Le temps d'Antigone, d'Eric Werner

À travers cet ouvrage, le philosophe et essayiste Éric Werner établit une sorte de parallèle, qui ne pouvait que me séduire lorsqu’il est question de deux personnages que j’admire depuis longtemps au plus haut point, entre Antigone et Sophie Scholl, dont elle serait comme l’incarnation vivante.

Suivant en cela George Steiner, dans « Les Antigones », Éric Werner écrit que

«Certaines grandes œuvres de la littérature occidentale ont pénétré l’inconscient collectif au point de s’y imprégner durablement, d’y prendre racine, contribuant à faire de nous ce que nous sommes. »

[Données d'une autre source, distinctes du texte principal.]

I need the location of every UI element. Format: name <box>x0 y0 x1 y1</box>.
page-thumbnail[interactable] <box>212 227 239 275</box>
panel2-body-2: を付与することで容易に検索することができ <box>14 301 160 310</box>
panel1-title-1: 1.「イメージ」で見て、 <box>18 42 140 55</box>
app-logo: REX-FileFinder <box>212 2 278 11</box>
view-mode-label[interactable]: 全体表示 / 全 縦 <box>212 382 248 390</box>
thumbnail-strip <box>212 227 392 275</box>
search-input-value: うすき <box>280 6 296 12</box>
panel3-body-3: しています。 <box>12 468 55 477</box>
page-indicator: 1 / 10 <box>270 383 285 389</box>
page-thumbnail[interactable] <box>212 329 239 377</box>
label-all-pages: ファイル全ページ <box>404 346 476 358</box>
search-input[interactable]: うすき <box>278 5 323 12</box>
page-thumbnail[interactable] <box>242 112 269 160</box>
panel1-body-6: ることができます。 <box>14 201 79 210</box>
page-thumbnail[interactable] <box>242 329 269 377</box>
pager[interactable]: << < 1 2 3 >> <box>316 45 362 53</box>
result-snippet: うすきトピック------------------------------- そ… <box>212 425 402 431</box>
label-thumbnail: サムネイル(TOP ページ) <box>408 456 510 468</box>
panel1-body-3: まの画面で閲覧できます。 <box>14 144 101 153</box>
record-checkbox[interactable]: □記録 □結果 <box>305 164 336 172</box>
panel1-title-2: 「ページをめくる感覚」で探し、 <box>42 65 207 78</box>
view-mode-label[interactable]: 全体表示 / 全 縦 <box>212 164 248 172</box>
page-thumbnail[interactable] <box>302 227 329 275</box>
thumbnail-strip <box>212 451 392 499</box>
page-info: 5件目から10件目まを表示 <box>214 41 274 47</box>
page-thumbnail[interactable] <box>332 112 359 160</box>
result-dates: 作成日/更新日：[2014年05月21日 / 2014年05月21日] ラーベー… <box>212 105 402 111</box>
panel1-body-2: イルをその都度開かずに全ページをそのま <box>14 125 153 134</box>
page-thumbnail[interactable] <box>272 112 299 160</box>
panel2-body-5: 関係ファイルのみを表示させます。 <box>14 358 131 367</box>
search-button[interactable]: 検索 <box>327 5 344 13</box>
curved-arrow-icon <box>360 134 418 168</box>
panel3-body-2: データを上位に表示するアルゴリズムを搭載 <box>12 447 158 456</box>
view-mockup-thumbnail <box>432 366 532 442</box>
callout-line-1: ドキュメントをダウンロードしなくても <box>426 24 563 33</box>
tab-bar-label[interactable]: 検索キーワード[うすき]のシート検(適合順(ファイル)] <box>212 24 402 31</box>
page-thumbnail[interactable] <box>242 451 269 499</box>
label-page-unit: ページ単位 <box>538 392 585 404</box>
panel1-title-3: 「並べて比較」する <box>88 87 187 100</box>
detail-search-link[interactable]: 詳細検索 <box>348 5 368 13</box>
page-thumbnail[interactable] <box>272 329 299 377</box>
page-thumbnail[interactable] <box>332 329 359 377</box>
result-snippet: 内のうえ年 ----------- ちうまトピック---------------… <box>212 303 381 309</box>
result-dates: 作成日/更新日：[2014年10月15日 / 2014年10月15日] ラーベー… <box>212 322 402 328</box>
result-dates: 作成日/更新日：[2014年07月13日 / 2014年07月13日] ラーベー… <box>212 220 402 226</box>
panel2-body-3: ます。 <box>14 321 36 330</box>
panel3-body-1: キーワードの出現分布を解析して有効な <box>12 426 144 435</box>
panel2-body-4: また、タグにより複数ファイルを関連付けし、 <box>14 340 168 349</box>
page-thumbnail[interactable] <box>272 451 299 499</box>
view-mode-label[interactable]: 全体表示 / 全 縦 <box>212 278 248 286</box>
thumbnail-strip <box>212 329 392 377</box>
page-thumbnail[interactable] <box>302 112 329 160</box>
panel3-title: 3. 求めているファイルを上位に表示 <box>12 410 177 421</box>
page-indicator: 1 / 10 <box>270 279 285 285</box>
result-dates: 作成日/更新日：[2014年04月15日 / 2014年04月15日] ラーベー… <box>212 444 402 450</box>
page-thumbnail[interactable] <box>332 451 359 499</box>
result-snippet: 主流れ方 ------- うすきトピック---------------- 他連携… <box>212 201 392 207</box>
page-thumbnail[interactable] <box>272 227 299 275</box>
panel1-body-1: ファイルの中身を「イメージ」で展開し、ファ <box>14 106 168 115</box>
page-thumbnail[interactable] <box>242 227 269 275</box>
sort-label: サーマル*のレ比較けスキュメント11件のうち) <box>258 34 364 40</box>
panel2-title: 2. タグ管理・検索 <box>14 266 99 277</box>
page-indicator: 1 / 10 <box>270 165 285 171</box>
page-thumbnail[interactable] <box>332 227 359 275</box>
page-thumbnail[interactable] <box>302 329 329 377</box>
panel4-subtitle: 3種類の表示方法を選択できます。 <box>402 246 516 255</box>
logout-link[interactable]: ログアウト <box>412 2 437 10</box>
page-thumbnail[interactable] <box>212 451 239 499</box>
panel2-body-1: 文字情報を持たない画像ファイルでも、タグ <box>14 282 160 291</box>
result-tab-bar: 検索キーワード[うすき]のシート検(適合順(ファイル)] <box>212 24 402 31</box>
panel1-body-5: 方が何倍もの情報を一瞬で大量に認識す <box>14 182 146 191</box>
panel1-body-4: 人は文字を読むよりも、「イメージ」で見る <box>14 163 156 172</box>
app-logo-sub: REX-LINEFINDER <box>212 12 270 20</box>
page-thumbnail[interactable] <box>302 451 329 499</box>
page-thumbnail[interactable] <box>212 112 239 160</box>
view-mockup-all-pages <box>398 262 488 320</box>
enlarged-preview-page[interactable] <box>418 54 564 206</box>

Une vision positive à laquelle j’aimerais croire, et qui milite dans le sens de l’intérêt de la lecture, de la culture.

Un personnage hors du commun

Néanmoins, l’auteur note que nous ne sommes pas tous appelés à devenir Antigone. Et le cas de Sophie Scholl (autant que de son frère, d’ailleurs), aussi ordinaire qu’on veuille bien la décrire ou l’imaginer, n’est pas si banal.

« Il n’est pas donné à chacun de mourir ainsi. Une telle force d’âme, en tout état de cause, nous interpelle. »

Morte sur l’échafaud, sans ciller, tout comme une certaine Charlotte Corday (citée, parmi quelques autres en dédicace par l’auteur), elle fait preuve d’un courage et d’une détermination hors du commun, réservés à un tout petit nombre, tout en exprimant tout haut, à l’instar de ce qu’affirme le personnage d’Antigone, ce que beaucoup pensent sans oser l’exprimer.

Selon Antigone (Sophie Scholl), Créon (Hitler) commettait un abus, une démesure (hybris), allant à l’encontre de l’ordre naturel, des règles éternelles, non écrites (nomos), se prenant ainsi pour Zeus (Dieu), alors même qu’il en nie les lois fondamentales en refusant une sépulture à un mort (en perpétrant des crimes de masse). Ce qui entraîne la Nemesis (vengeance) des dieux (des Alliés), occasionnant des malheurs au peuple thébéen (des raids aériens sur les villes allemandes).

Créon a ainsi franchi les limites fixées par la Justice (dikè) à l’homme à travers la guerre.

Un cheminement profondément philosophique

Se pose alors la question du rapport à Dieu, ou à la conscience (l’intériorité de celui-ci, pour le croyant). Et Éric Werner nous explique la difficulté d’appréhension de cette sagesse philosophique (le « connais-toi toi-même ») dans le contexte contemporain de la conception démocratique (et de ses limites). Un passage très intéressant (chapitre 2).

L’Antigone de Sophocle serait elle-même de nature divine, selon Éric Werner. Ce qui explique beaucoup de choses. Dans le cas de Créon, à l’inverse, l’articulation de l’humain au divin échoue. Or, c’est cette articulation (à l’Autre, dans le cas de la démocratie contemporaine) qui permet le respect des limites (sôphrosunè).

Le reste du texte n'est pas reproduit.